Thomas Munro <thomas.mu...@enterprisedb.com> writes:
> On Fri, Oct 13, 2017 at 8:50 AM, Tom Lane <t...@sss.pgh.pa.us> wrote:
>> Hm.  I actually think the bug here is that 18ce3a4ab introduced
>> anything into setTargetTable at all.  There was never previously
>> any assumption that the target could be anything but a regular
>> table, so we just ignored CTEs there, and I do not think the
>> new behavior is an improvement.

> Before that, CTE used as modify targets produced a different error message:

> postgres=# WITH d AS (SELECT 42) INSERT INTO d VALUES (1);
> ERROR:  relation "d" does not exist
> LINE 1: WITH d AS (SELECT 42) INSERT INTO d VALUES (1);
>                                           ^

Well, I think that is a poorly chosen example.  Consider this instead:
pre-v10, you could do this:

regression=# create table mytable (f1 int);
CREATE TABLE
regression=# with mytable as (select 1 as x) insert into mytable values(1);
INSERT 0 1
regression=# select * from mytable;
 f1 
----
  1
(1 row)

The CTE was simply not part of the available namespace for the INSERT's
target, so it found the regular table instead.  v10 has thus broken
cases that used to work.  I think that's a bug.

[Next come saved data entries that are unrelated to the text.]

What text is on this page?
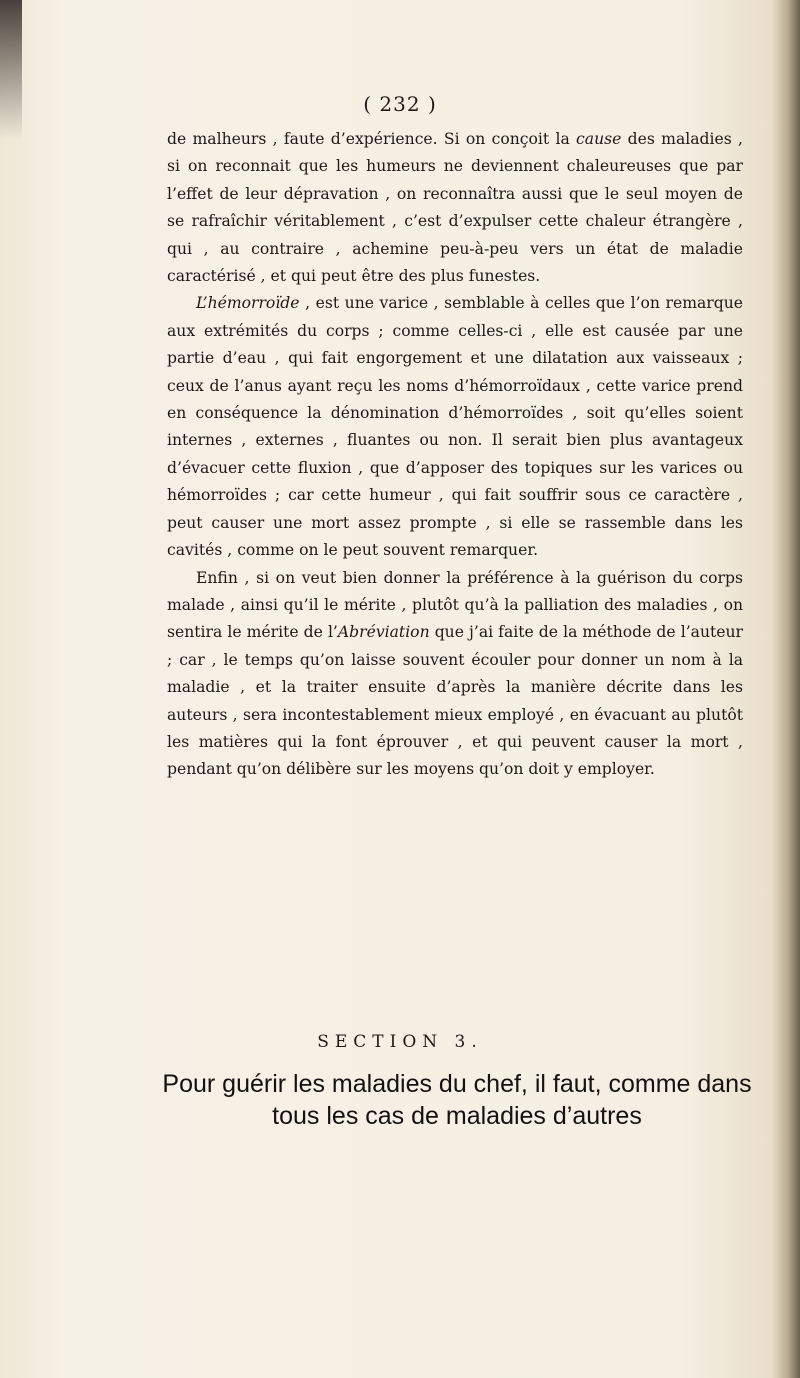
( 232 )

de malheurs , faute d’expérience. Si on conçoit la cause des maladies , si on reconnait que les humeurs ne deviennent chaleureuses que par l’effet de leur dépravation , on reconnaîtra aussi que le seul moyen de se rafraîchir véritablement , c’est d’expulser cette chaleur étrangère , qui , au contraire , achemine peu-à-peu vers un état de maladie caractérisé , et qui peut être des plus funestes.

L’hémorroïde , est une varice , semblable à celles que l’on remarque aux extrémités du corps ; comme celles-ci , elle est causée par une partie d’eau , qui fait engorgement et une dilatation aux vaisseaux ; ceux de l’anus ayant reçu les noms d’hémorroïdaux , cette varice prend en conséquence la dénomination d’hémorroïdes , soit qu’elles soient internes , externes , fluantes ou non. Il serait bien plus avantageux d’évacuer cette fluxion , que d’apposer des topiques sur les varices ou hémorroïdes ; car cette humeur , qui fait souffrir sous ce caractère , peut causer une mort assez prompte , si elle se rassemble dans les cavités , comme on le peut souvent remarquer.

Enfin , si on veut bien donner la préférence à la guérison du corps malade , ainsi qu’il le mérite , plutôt qu’à la palliation des maladies , on sentira le mérite de l’Abréviation que j’ai faite de la méthode de l’auteur ; car , le temps qu’on laisse souvent écouler pour donner un nom à la maladie , et la traiter ensuite d’après la manière décrite dans les auteurs , sera incontestablement mieux employé , en évacuant au plutôt les matières qui la font éprouver , et qui peuvent causer la mort , pendant qu’on délibère sur les moyens qu’on doit y employer.

SECTION 3.
Pour guérir les maladies du chef, il faut, comme dans tous les cas de maladies d’autres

There may or may not be a case for allowing ENRs to capture names that
would otherwise refer to ordinary tables; I'm not sure.  But I see very
little case for allowing CTEs to capture such references, because surely
we are never going to allow that to do anything useful, and we have
several years of precedent now that they don't capture.

I think we need to either remove that call from setTargetTable entirely,
or maybe adjust it so it can only find ENRs not CTEs.